Мальчику было шестнадцать. Седьмой год ездил он на взрослую охоту. Седьмой год внимал беседе, лучше которой нет. О лесах велась она, глухих, обширных, что древней и значимее купчих крепостей, белым ли плантатором подписанных, по недомыслию своему полагавшим, будто получает какую-то часть леса во владение, индейцем ли, немилосердно кривившим душой — продававшим ему это мнимое право владения (равняться ли с вековыми лесами значимостью майору де Спейну и клочку, что он купил у Сатпена, меряться ли с лесами древностью старому Томасу Сатпену или даже старому Иккемотуббе, вождю племени чикесо, что продал тот клочок Сатпену, хоть знали все трое: леса товаром быть не могут).
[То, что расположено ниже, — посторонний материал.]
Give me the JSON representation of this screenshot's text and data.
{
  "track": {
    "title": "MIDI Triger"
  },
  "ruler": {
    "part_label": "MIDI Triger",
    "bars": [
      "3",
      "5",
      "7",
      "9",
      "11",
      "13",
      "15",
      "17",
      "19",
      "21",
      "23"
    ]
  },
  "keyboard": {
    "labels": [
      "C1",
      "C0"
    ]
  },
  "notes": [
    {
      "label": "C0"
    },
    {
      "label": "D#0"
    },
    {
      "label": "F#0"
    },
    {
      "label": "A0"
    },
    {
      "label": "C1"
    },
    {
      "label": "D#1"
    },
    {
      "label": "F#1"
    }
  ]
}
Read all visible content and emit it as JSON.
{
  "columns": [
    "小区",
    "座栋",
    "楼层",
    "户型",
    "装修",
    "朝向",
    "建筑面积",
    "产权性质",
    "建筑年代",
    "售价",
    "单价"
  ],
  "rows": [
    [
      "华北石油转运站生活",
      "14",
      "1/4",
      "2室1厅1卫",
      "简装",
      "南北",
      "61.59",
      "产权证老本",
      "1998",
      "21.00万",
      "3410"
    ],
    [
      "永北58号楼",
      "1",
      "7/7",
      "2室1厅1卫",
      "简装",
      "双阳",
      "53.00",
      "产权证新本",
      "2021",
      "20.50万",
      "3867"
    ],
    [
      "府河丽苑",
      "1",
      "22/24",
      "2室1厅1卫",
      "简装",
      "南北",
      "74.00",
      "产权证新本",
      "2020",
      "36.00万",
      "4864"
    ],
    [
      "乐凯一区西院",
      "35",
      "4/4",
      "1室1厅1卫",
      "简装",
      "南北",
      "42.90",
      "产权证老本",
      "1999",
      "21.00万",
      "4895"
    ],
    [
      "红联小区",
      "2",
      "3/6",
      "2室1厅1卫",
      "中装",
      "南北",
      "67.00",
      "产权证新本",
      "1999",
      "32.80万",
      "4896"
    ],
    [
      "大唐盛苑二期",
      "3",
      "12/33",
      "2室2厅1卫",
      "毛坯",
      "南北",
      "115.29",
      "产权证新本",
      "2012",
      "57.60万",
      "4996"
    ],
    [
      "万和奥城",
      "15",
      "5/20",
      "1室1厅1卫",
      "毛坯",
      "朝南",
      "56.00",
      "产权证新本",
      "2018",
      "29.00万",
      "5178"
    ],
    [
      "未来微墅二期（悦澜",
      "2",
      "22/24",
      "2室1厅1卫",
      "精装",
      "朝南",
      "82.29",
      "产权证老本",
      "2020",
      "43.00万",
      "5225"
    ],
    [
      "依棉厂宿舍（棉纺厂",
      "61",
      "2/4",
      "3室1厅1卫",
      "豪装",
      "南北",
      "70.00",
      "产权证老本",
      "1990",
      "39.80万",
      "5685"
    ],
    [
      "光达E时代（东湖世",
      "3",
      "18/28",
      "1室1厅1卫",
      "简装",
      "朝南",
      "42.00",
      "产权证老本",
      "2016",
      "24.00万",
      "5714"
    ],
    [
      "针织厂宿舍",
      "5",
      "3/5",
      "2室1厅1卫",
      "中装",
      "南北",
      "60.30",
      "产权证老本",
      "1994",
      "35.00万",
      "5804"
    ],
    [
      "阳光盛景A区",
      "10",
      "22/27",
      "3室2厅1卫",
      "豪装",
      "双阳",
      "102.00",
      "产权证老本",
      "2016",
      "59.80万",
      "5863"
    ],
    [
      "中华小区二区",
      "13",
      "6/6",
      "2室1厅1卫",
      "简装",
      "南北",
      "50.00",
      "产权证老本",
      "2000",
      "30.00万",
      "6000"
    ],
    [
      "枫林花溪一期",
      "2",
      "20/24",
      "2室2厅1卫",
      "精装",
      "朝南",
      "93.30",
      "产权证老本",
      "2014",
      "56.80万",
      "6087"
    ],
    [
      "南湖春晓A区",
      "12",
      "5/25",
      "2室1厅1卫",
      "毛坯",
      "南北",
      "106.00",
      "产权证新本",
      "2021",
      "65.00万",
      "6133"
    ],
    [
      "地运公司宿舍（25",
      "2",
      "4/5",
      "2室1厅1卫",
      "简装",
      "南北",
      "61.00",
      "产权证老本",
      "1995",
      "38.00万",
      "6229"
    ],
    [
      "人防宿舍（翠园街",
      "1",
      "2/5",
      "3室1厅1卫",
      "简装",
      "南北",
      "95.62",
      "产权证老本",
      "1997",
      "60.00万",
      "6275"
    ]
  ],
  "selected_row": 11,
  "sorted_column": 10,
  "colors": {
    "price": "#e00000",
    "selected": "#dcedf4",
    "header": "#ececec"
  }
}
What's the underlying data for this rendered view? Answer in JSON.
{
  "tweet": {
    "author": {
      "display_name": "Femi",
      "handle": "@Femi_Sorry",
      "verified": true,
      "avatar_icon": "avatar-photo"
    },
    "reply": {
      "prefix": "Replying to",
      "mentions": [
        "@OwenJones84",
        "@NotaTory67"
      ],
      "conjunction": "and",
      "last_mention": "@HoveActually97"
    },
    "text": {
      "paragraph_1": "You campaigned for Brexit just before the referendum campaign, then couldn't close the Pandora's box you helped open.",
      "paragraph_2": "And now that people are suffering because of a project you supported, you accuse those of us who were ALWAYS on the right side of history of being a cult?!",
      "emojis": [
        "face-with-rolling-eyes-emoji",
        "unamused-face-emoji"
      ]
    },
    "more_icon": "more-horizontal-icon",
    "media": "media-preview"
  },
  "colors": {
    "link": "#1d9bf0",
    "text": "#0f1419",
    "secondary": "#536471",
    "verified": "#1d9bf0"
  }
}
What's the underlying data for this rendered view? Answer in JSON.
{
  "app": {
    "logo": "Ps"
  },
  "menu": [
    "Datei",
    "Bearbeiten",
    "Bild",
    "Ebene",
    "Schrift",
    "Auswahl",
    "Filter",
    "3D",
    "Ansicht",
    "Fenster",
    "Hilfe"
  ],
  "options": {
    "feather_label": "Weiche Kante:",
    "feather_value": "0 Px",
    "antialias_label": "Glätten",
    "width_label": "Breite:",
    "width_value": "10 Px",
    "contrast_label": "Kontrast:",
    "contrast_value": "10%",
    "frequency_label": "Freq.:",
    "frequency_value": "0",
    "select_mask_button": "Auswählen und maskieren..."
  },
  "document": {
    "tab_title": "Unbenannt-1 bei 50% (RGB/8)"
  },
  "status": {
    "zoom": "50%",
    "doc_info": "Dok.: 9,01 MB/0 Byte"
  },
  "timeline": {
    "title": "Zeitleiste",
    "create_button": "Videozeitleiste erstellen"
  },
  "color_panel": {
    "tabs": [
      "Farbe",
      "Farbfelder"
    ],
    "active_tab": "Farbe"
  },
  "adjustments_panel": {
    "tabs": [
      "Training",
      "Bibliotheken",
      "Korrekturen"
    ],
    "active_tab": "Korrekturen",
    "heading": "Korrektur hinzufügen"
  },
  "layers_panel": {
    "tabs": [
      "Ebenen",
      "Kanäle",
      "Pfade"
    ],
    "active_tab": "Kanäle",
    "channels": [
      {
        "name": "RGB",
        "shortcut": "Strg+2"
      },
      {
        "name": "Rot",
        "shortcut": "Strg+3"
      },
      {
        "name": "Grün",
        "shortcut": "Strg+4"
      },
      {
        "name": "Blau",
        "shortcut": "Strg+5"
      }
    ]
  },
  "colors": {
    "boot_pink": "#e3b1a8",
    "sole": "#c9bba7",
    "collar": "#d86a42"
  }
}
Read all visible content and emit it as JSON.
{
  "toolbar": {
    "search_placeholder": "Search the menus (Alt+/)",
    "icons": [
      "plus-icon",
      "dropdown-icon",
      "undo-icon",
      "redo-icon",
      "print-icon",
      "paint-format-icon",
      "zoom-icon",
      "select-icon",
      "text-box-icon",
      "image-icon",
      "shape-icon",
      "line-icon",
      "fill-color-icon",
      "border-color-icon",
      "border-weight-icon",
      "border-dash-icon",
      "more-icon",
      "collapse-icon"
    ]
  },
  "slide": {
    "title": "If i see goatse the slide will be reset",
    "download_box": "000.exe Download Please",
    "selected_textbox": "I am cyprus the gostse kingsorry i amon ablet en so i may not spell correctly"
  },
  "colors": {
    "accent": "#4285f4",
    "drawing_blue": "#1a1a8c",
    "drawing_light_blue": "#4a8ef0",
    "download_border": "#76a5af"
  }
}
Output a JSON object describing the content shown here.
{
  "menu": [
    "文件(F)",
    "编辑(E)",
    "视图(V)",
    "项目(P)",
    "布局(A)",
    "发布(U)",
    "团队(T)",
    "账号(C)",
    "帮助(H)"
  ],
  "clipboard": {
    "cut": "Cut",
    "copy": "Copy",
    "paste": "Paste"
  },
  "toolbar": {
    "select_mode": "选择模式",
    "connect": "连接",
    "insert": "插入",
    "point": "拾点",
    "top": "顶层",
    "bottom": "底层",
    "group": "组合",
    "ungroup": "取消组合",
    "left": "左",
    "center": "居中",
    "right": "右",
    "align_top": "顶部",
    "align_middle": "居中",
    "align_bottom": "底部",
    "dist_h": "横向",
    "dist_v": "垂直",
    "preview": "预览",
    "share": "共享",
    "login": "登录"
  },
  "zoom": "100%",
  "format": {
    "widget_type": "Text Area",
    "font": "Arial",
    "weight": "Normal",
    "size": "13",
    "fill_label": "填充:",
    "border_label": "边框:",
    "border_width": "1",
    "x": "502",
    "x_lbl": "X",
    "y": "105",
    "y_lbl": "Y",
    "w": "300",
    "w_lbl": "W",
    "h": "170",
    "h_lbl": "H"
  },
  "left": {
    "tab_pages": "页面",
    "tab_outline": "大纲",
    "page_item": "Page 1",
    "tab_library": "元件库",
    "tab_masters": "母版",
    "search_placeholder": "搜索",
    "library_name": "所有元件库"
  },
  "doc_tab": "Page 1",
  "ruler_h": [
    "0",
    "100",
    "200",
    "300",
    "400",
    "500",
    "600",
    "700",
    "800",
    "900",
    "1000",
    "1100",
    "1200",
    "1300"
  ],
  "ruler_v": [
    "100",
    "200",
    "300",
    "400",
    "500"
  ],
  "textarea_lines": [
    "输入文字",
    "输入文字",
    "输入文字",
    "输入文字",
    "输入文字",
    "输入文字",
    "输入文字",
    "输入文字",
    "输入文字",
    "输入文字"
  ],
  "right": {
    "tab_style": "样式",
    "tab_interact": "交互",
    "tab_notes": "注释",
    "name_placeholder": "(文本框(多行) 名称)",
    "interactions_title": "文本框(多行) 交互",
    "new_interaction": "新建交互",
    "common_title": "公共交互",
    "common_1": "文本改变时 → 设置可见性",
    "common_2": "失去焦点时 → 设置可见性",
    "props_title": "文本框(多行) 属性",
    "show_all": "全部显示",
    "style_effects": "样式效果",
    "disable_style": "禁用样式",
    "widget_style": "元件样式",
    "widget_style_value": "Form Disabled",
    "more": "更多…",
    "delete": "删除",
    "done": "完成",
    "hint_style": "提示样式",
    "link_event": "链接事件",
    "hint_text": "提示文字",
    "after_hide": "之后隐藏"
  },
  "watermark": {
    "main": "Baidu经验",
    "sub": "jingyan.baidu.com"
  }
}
О людях велась эта беседа, не о белой, черной или красной коже, а о людях, охотниках с их мужеством и терпением, с волей выстоять и умением выжить, о собаках, медведях, оленях, призванных лесом, четко расставленных им и в нем по местам для извечного и упорного состязания, чьи извечные, нерушимые правила не милуют и не жалеют, — вызванных лесом на лучшее из игрищ, на жизнь, не сравнимую ни с какой другой, на беседу и подавно ни с чем не сравнимую: негромко и Веско звучат голоса, точно и неспешно подытоживая, вспоминая среди трофейных шкур и рогов и зачехленных ружей в кабинетах городских домов или в конторах плантаций, или — слаще всего — тут же, в охотничьем лагере, где висит неосвежеванная, теплая еще туша, а добывшие зверя охотники расселись у горящих в камине поленьев, а нет камина и домишка, так у брезентовой палатки, вокруг дымно пылающего костра. И бутылка тут же непременно, так что ему казалось: все те прекрасные и ярые мгновения мужества, ума, быстроты и сметки сгущены, превращены в буроватый напиток, предназначенный не для женщин, не для детей и подростков, а единственно для причащенья охотников не кровью, ими пролитой, а неким конденсатом дикого и бессмертного духа, и пьют его скупо, даже смиренно — не в низменной и тщетной надежде язычника, что питье даст сноровку, силу и проворство, а в честь этих высоких качеств. С виски, естественно, и началось, иначе и быть не могло — так казалось ему в это декабрьское утро.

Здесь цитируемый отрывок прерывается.